Thursday, November 19 2015

Introducing mdapi

I have recently been working on a new small project, an API to query the information stored in the meta-data present in the RPM repositories (Fedora's and EPEL's).

These meta-data include, package name, summary, description, epoch, version, release but also changelog, the list of all the files in a package. It also includes the dependencies information, the regular Provides, Requires, Obsoletes and Conflicts but also the new ones for soft-dependencies: Recommends, Suggests, Supplements and Enhances.

With this project, we are exposing all this information to everyone, in an easy way.
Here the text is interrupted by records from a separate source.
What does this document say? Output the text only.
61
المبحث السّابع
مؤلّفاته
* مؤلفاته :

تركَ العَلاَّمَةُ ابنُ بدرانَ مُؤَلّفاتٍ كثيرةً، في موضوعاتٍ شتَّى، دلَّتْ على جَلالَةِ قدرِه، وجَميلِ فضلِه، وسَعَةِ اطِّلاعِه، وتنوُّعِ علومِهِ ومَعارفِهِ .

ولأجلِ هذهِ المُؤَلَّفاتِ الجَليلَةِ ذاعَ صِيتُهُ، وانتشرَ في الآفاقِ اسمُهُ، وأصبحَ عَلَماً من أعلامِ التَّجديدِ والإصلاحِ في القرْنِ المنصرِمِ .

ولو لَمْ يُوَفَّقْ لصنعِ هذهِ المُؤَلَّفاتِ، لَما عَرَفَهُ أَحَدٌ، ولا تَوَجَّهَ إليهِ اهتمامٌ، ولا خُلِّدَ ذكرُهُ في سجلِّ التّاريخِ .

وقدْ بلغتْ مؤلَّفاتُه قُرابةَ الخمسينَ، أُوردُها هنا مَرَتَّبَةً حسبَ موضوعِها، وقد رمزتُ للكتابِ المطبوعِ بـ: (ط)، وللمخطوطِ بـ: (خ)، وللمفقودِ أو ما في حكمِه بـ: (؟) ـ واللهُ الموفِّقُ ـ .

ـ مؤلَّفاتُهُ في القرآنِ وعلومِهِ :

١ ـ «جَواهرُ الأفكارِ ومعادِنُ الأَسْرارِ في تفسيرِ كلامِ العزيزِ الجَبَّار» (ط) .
mdapi will check if the package asked is present in either of the updates-testing, updates or release repositories (in this order) and it will return the information found in the first repo where there is a match (and say so) So for example: https://apps.fedoraproject.org/mdapi/f23/pkg/guake?pretty=True*

shows the package information for guake in Fedora 23, where guake has been updated but the latest version is in updates not updates-testing. Therefore it says "repo": "updates".

The application is written entirely in python3 using aiohttp which is itself based on asyncio, allowing it to handle some load very nicely.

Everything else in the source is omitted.